NULL-FIELD INTEGRAL EQUATION FOR STRESS FIELD AROUND CIRCULAR INCLUSIONS UNDER ANTI-PLANE SHEAR

Abstract

In this paper, we derive the null-field integral equation for an infinite medium containing circular inclusions with arbitrary radii and positions under remote anti-plane shear. To fully capture the circular geometries, separable expressions of fundamental solutions in the polar coordinate and Fourier series for boundary densities are adopted. By moving the null-field point to the boundary, singular integrals are transformed to series sums after introducing the concept of degenerate kernels.
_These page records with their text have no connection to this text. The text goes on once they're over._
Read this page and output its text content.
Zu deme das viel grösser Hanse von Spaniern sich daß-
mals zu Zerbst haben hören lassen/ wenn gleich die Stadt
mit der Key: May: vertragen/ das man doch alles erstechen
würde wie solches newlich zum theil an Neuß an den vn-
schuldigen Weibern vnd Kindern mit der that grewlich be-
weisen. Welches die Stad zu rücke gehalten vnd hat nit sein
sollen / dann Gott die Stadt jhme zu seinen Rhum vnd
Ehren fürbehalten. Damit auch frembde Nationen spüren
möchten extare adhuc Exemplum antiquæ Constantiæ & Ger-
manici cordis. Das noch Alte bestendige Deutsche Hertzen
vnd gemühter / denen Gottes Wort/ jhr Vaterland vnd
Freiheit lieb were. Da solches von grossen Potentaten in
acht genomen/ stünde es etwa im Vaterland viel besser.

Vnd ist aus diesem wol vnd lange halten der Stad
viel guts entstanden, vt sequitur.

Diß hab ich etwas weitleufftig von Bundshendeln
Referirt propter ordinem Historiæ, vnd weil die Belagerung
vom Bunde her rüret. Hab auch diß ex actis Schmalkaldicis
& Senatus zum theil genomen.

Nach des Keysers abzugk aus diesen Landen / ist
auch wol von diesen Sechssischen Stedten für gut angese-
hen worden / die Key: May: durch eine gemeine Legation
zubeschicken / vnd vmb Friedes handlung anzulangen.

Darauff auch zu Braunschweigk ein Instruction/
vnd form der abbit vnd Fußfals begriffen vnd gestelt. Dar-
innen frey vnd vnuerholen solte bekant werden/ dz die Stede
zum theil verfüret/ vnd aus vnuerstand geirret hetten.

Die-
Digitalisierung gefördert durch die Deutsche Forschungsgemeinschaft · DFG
Not only the singularity but also the sense of principle values are novelly avoided. For the calculation of boundary stress, the Hadamard principal value for hypersingularity is not required and can be easily calculated by using series sums. The solution is formulated in a manner of semi-analytical form since error purely attributes to the truncation of Fourier series. The exact solution for a single inclusion is derived. The problem of two inclusions and the problem of one cavity surrounded by two inclusions are revisited to demonstrate the validity of our method. The proposed formulation has been generalized to multiple inclusions and cavities in a straightforward way without any difficulty. 本文係使用零場積分方程式求解基材含任意大小、位置之圓形置入物或孔洞，受反平面剪力作用下之應力場。將基本解以極座標展開成退化核(分離核)的形式，而以傅立葉級數來完整描述邊界物理量。藉由引入退化核的觀念，將零場點推向邊界時，奇異積分會被轉換成級數和的形式。因此無需面對奇異積分，且在計算邊界應力時，不需處理Hadamard 主值問題，而可輕易地由級數和的形式求得。由於誤差僅來自於擷取有限項的傅立葉級數，故本方法可視為"半解析法"。由於本方法可輕易導得單一置入物的解析解，因此我們分別求解含兩個圓形置入物與兩個圓形置入物圍繞單一圓洞的問題來突顯本方法的一般性。最後，我們提出一套系統性的方法來求解含多圓洞與置入物的反平面問題。